Bernie Ecclestone veio a público com uma defesa contundente do presidente da FIA, Mohammed Ben Sulayem, numa altura em que as críticas ao líder máximo da federação têm sido intensas, sobretudo devido a decisões polémicas e mudanças estruturais na Fórmula 1. O antigo responsável máximo da Fórmula 1 sublinhou a dedicação de Ben Sulayem e elogiou a sua postura imparcial, num momento-chave para o futuro do desporto motorizado mundial.
Mohammed Ben Sulayem, eleito presidente da FIA em 2021 e reconduzido para um novo mandato em 2025, viu o seu trabalho ser escrutinado ao pormenor tanto por responsáveis de equipas como pela imprensa internacional. A popularidade junto dos clubes membros da FIA mantém-se robusta, reflectindo-se nas votações esmagadoras a seu favor para o cargo. Recentemente, a FIA anunciou resultados financeiros históricos antes do Grande Prémio da Áustria: um lucro operacional de 6,7 milhões de euros em 2025, representando uma subida de 43% em relação ao ano anterior e uma recuperação impressionante face ao prejuízo operacional de 24 milhões registado em 2021. O volume de negócios disparou para 191,7 milhões de euros, mais 75% do que há quatro anos, evidenciando uma reviravolta sem precedentes na saúde financeira da federação.
Estas conquistas financeiras têm impacto directo na estabilidade e capacidade de investimento da FIA, especialmente numa altura em que a Fórmula 1 enfrenta desafios técnicos e regulamentares. Ben Sulayem é apontado como o principal responsável por esta recuperação, tendo assumido funções numa fase de transição complicada após a saída de Jean Todt. A pressão para modernizar a estrutura e responder de forma eficaz às exigências das equipas e dos promotores tornou-se um dos grandes testes ao seu mandato. Além disso, o presidente da FIA tem tentado reaproximar a Fórmula 1 das raízes que fizeram da disciplina rainha do desporto automóvel uma referência mundial, nomeadamente através da defesa do regresso dos motores atmosféricos V8, V10 ou até V12, reacendendo discussões técnicas e nostálgicas no seio do paddock.
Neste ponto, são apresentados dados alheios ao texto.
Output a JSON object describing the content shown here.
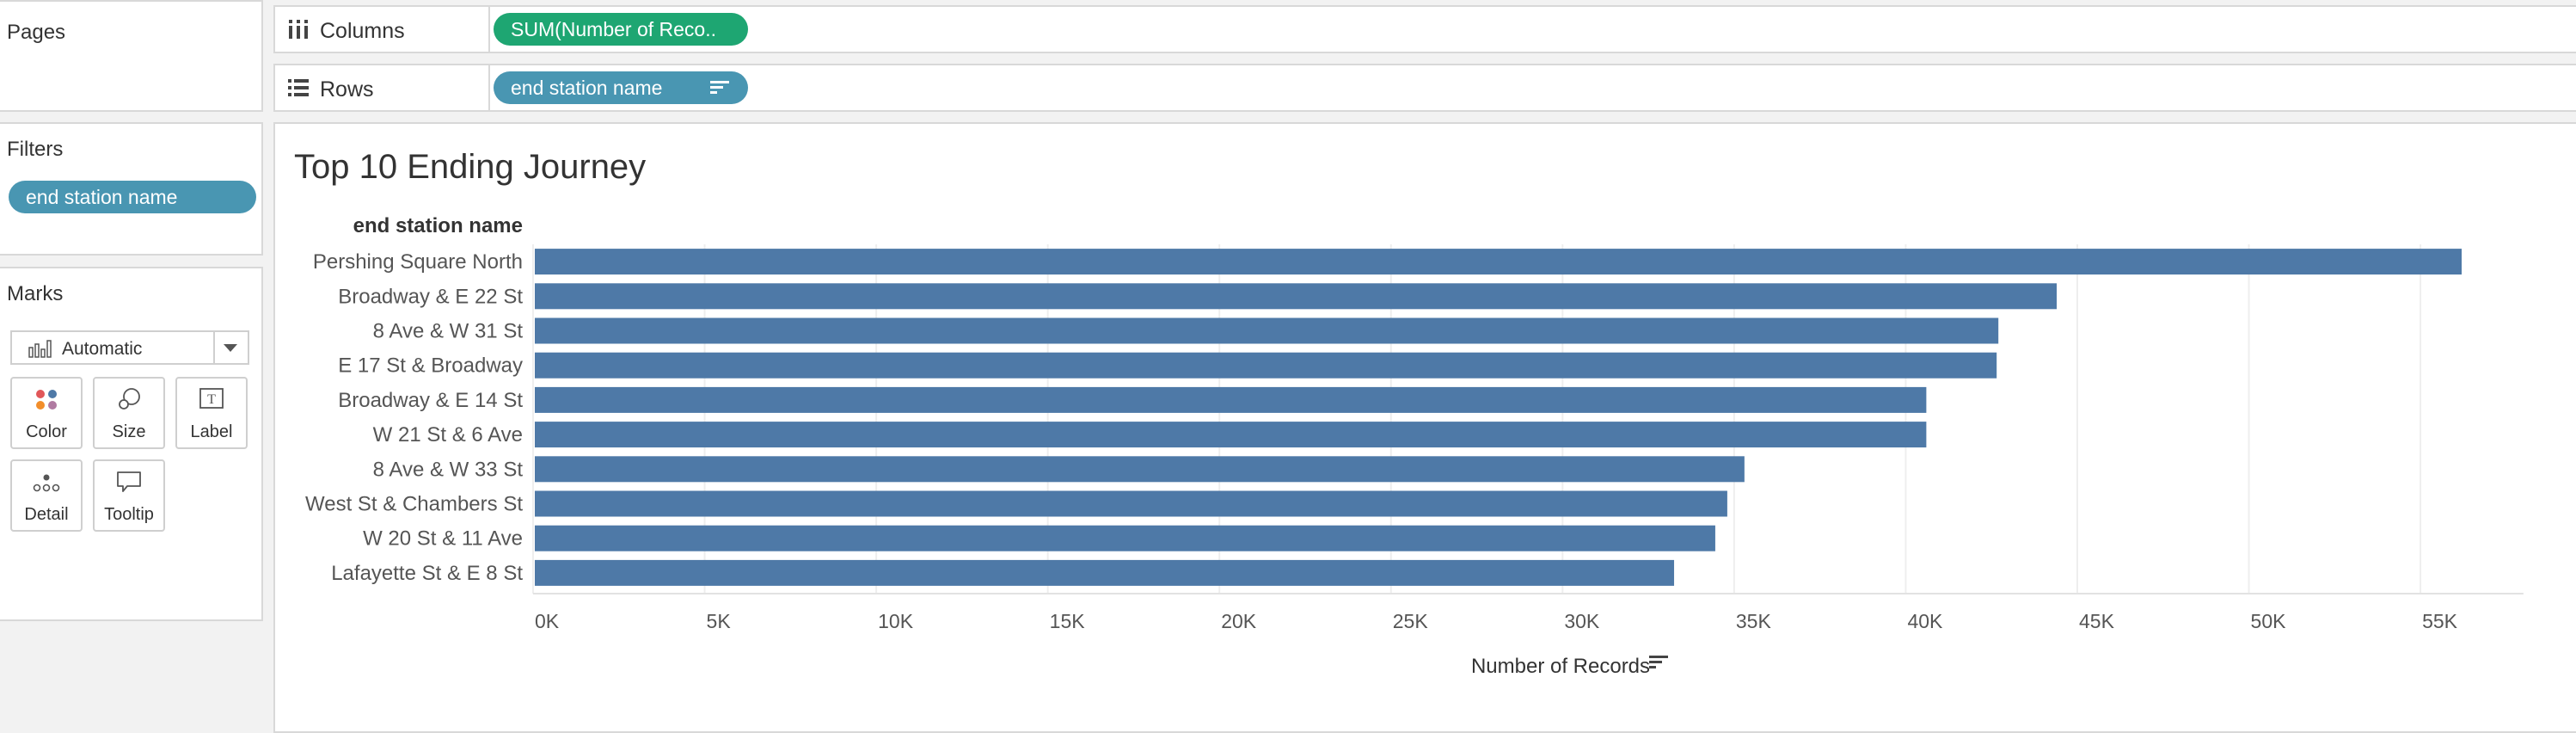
{
  "sidebar": {
    "pages_title": "Pages",
    "filters_title": "Filters",
    "filter_pill": "end station name",
    "marks_title": "Marks",
    "mark_type": "Automatic",
    "cards": [
      {
        "label": "Color",
        "icon": "color-dots-icon"
      },
      {
        "label": "Size",
        "icon": "size-shapes-icon"
      },
      {
        "label": "Label",
        "icon": "label-text-icon"
      },
      {
        "label": "Detail",
        "icon": "detail-dots-icon"
      },
      {
        "label": "Tooltip",
        "icon": "tooltip-bubble-icon"
      }
    ]
  },
  "shelves": {
    "columns_label": "Columns",
    "columns_pill": "SUM(Number of Reco..",
    "rows_label": "Rows",
    "rows_pill": "end station name"
  },
  "colors": {
    "bar": "#4e79a7",
    "columns_pill": "#1ea672",
    "rows_pill": "#4996b2"
  },
  "chart_data": {
    "type": "bar",
    "orientation": "horizontal",
    "title": "Top 10 Ending Journey",
    "row_header": "end station name",
    "xlabel": "Number of Records",
    "categories": [
      "Pershing Square North",
      "Broadway & E 22 St",
      "8 Ave & W 31 St",
      "E 17 St & Broadway",
      "Broadway & E 14 St",
      "W 21 St & 6 Ave",
      "8 Ave & W 33 St",
      "West St & Chambers St",
      "W 20 St & 11 Ave",
      "Lafayette St & E 8 St"
    ],
    "values": [
      56200,
      44400,
      42700,
      42650,
      40600,
      40600,
      35300,
      34800,
      34450,
      33250
    ],
    "xlim": [
      0,
      58000
    ],
    "xticks": [
      0,
      5000,
      10000,
      15000,
      20000,
      25000,
      30000,
      35000,
      40000,
      45000,
      50000,
      55000
    ],
    "xtick_labels": [
      "0K",
      "5K",
      "10K",
      "15K",
      "20K",
      "25K",
      "30K",
      "35K",
      "40K",
      "45K",
      "50K",
      "55K"
    ],
    "grid": true
  }
}
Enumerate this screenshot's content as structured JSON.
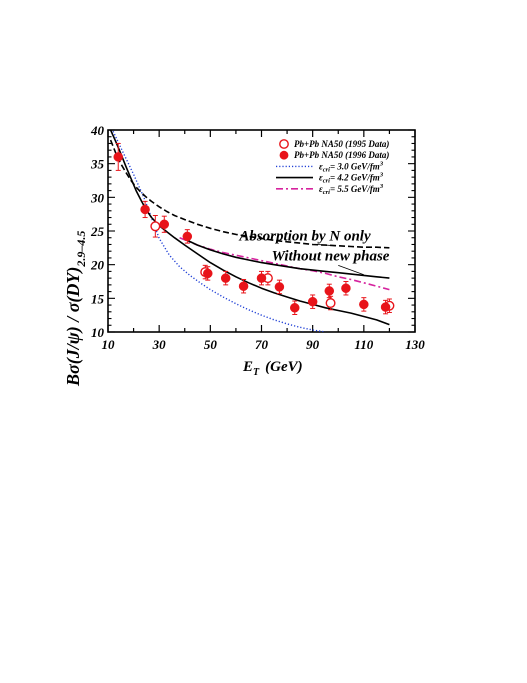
{
  "chart_data": {
    "type": "scatter",
    "xlabel": "E",
    "xlabel_sub": "T",
    "xlabel_unit": "(GeV)",
    "ylabel": "Bσ(J/ψ) / σ(DY)",
    "ylabel_sub": "2.9–4.5",
    "xlim": [
      10,
      130
    ],
    "ylim": [
      10,
      40
    ],
    "x_ticks": [
      "10",
      "30",
      "50",
      "70",
      "90",
      "110",
      "130"
    ],
    "y_ticks": [
      "10",
      "15",
      "20",
      "25",
      "30",
      "35",
      "40"
    ],
    "grid": false,
    "legend_position": "top-right",
    "legend": [
      {
        "label": "Pb+Pb  NA50 (1995 Data)",
        "marker": "open-circle",
        "color": "#e8141a"
      },
      {
        "label": "Pb+Pb  NA50 (1996 Data)",
        "marker": "filled-circle",
        "color": "#e8141a"
      },
      {
        "eps": "ε",
        "sub": "cri",
        "rest": "= 3.0 GeV/fm",
        "sup": "3",
        "line": "dotted",
        "color": "#1f3fd6"
      },
      {
        "eps": "ε",
        "sub": "cri",
        "rest": "= 4.2 GeV/fm",
        "sup": "3",
        "line": "solid",
        "color": "#000000"
      },
      {
        "eps": "ε",
        "sub": "cri",
        "rest": "= 5.5 GeV/fm",
        "sup": "3",
        "line": "dash-dot",
        "color": "#d6239e"
      }
    ],
    "annotations": [
      {
        "text": "Absorption by N only",
        "x": 87,
        "y": 23.6
      },
      {
        "text": "Without new phase",
        "x": 97,
        "y": 20.6
      }
    ],
    "series": [
      {
        "name": "Pb+Pb  NA50 (1995 Data)",
        "marker": "open-circle",
        "color": "#e8141a",
        "points": [
          {
            "x": 28.5,
            "y": 25.7,
            "err": 1.6
          },
          {
            "x": 48.0,
            "y": 18.9,
            "err": 1.0
          },
          {
            "x": 72.5,
            "y": 18.0,
            "err": 1.0
          },
          {
            "x": 97.0,
            "y": 14.3,
            "err": 1.0
          },
          {
            "x": 120.0,
            "y": 13.9,
            "err": 1.0
          }
        ]
      },
      {
        "name": "Pb+Pb  NA50 (1996 Data)",
        "marker": "filled-circle",
        "color": "#e8141a",
        "points": [
          {
            "x": 14.0,
            "y": 36.0,
            "err": 2.0
          },
          {
            "x": 24.5,
            "y": 28.2,
            "err": 1.2
          },
          {
            "x": 32.0,
            "y": 26.0,
            "err": 1.2
          },
          {
            "x": 41.0,
            "y": 24.2,
            "err": 1.0
          },
          {
            "x": 49.0,
            "y": 18.7,
            "err": 1.0
          },
          {
            "x": 56.0,
            "y": 18.0,
            "err": 1.0
          },
          {
            "x": 63.0,
            "y": 16.8,
            "err": 1.0
          },
          {
            "x": 70.0,
            "y": 18.0,
            "err": 1.0
          },
          {
            "x": 77.0,
            "y": 16.7,
            "err": 1.0
          },
          {
            "x": 83.0,
            "y": 13.6,
            "err": 1.0
          },
          {
            "x": 90.0,
            "y": 14.5,
            "err": 1.0
          },
          {
            "x": 96.5,
            "y": 16.1,
            "err": 1.0
          },
          {
            "x": 103.0,
            "y": 16.5,
            "err": 1.0
          },
          {
            "x": 110.0,
            "y": 14.1,
            "err": 1.0
          },
          {
            "x": 118.5,
            "y": 13.7,
            "err": 1.0
          }
        ]
      },
      {
        "name": "ε cri = 3.0 GeV/fm3",
        "line": "dotted",
        "color": "#1f3fd6",
        "x": [
          12,
          14,
          16,
          18,
          20,
          22,
          24,
          26,
          28,
          30,
          34,
          38,
          42,
          46,
          50,
          55,
          60,
          65,
          70,
          75,
          80,
          85,
          90,
          95
        ],
        "y": [
          39.8,
          38.2,
          36.6,
          35.0,
          33.4,
          31.7,
          30.0,
          28.0,
          25.9,
          23.9,
          21.4,
          19.7,
          18.4,
          17.3,
          16.3,
          15.2,
          14.2,
          13.3,
          12.5,
          11.8,
          11.2,
          10.7,
          10.3,
          10.0
        ]
      },
      {
        "name": "ε cri = 4.2 GeV/fm3",
        "line": "solid",
        "color": "#000000",
        "x": [
          11,
          13,
          15,
          17,
          19,
          21,
          23,
          25,
          27,
          30,
          33,
          36,
          40,
          45,
          50,
          55,
          60,
          65,
          70,
          75,
          80,
          85,
          90,
          95,
          100,
          105,
          110,
          115,
          120
        ],
        "y": [
          40.0,
          38.3,
          36.5,
          34.6,
          32.8,
          31.0,
          29.5,
          28.1,
          27.0,
          25.8,
          24.9,
          24.0,
          22.9,
          21.6,
          20.3,
          19.2,
          18.2,
          17.3,
          16.5,
          15.8,
          15.2,
          14.6,
          14.1,
          13.6,
          13.2,
          12.8,
          12.3,
          11.8,
          11.1
        ]
      },
      {
        "name": "ε cri = 5.5 GeV/fm3",
        "line": "dash-dot",
        "color": "#d6239e",
        "x": [
          38,
          45,
          50,
          55,
          60,
          65,
          70,
          75,
          80,
          85,
          90,
          95,
          100,
          105,
          110,
          115,
          120
        ],
        "y": [
          24.0,
          22.9,
          22.3,
          21.8,
          21.4,
          21.0,
          20.6,
          20.2,
          19.8,
          19.4,
          19.1,
          18.7,
          18.2,
          17.8,
          17.3,
          16.8,
          16.3
        ]
      },
      {
        "name": "Absorption by N only",
        "line": "dashed",
        "color": "#000000",
        "x": [
          11,
          13,
          15,
          17,
          19,
          21,
          23,
          25,
          27,
          30,
          33,
          36,
          40,
          45,
          50,
          55,
          60,
          65,
          70,
          75,
          80,
          85,
          90,
          95,
          100,
          105,
          110,
          115,
          120
        ],
        "y": [
          38.5,
          36.6,
          35.0,
          33.7,
          32.5,
          31.5,
          30.7,
          30.0,
          29.4,
          28.6,
          27.9,
          27.3,
          26.7,
          26.0,
          25.4,
          24.9,
          24.5,
          24.2,
          23.9,
          23.6,
          23.4,
          23.2,
          23.0,
          22.9,
          22.8,
          22.7,
          22.6,
          22.6,
          22.5
        ]
      },
      {
        "name": "Without new phase",
        "line": "solid",
        "color": "#000000",
        "x": [
          40,
          45,
          50,
          55,
          60,
          65,
          70,
          75,
          80,
          85,
          90,
          95,
          100,
          105,
          110,
          115,
          120
        ],
        "y": [
          23.8,
          22.9,
          22.2,
          21.6,
          21.1,
          20.7,
          20.3,
          20.0,
          19.7,
          19.4,
          19.2,
          19.0,
          18.8,
          18.6,
          18.4,
          18.2,
          18.0
        ]
      }
    ]
  }
}
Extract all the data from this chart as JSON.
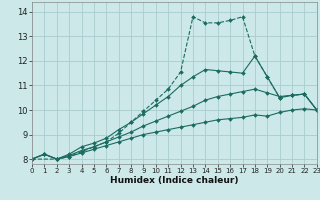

Bernie Ecclestone, numa conversa com órgãos de comunicação seleccionados, fez questão de salientar que “não é tarefa fácil apontar algo que Ben Sulayem tenha feito mal”. O antigo patrão da F1 acrescentou: “Acho que ele está a tentar pôr tudo a funcionar de forma justa e a trazer alguma actualização. Infelizmente, como em tudo, não se pode estar 1.000.000% certo o tempo todo. Mas não vejo nada que tenha feito que não devesse, e há uma ou duas coisas que espero que se resolvam no futuro.” Ecclestone referiu, em particular, o desejo de Ben Sulayem em “voltar aos motores de três litros”, considerando que “não importa se é um V8, V10 ou V12, o importante é que todos fiquem satisfeitos e penso que é o caminho certo”.
Questionado sobre o papel do presidente da FIA na reestruturação financeira da organização, Ecclestone foi peremptório: “É um trabalho difícil, porque herdou situações que não começou. Não era como a Liberty [Media], foi eleito para fazer algo sem saber ao certo o que esperar. Desde que está à frente, tem descoberto o que fazer e o que não fazer, e penso que fez um trabalho extraordinário a nível financeiro. Está a colocar a FIA na posição em que devia estar. Não há nada de errado em a organização gerar lucros, pois há uma estrutura para manter e são necessários fundos para apoiar todos os clubes.” O britânico sublinhou ainda que Ben Sulayem “não recebe qualquer dinheiro, não está ali por interesse próprio, está a fazer o melhor que pode pelo desporto que tutela”.
Com estes resultados, a FIA ganha margem para investir no desenvolvimento do desporto automóvel e nas infra-estruturas dos clubes afiliados, num contexto em que a sustentabilidade financeira é cada vez mais valorizada. A discussão em torno do futuro dos regulamentos técnicos, nomeadamente a possível reintrodução de motores atmosféricos, promete ser tema central nas próximas reuniões do Conselho Mundial do Desporto Motorizado. O foco vira-se agora para a próxima ronda do Campeonato do Mundo de Fórmula 1, com equipas e responsáveis atentos às movimentações da FIA e às decisões que poderão moldar o futuro da modalidade. Ben Sulayem reforça a sua posição como figura central do desporto automóvel internacional, mas sabe que cada escolha será analisada ao mais ínfimo detalhe num ambiente de crescente exigência e escrutínio.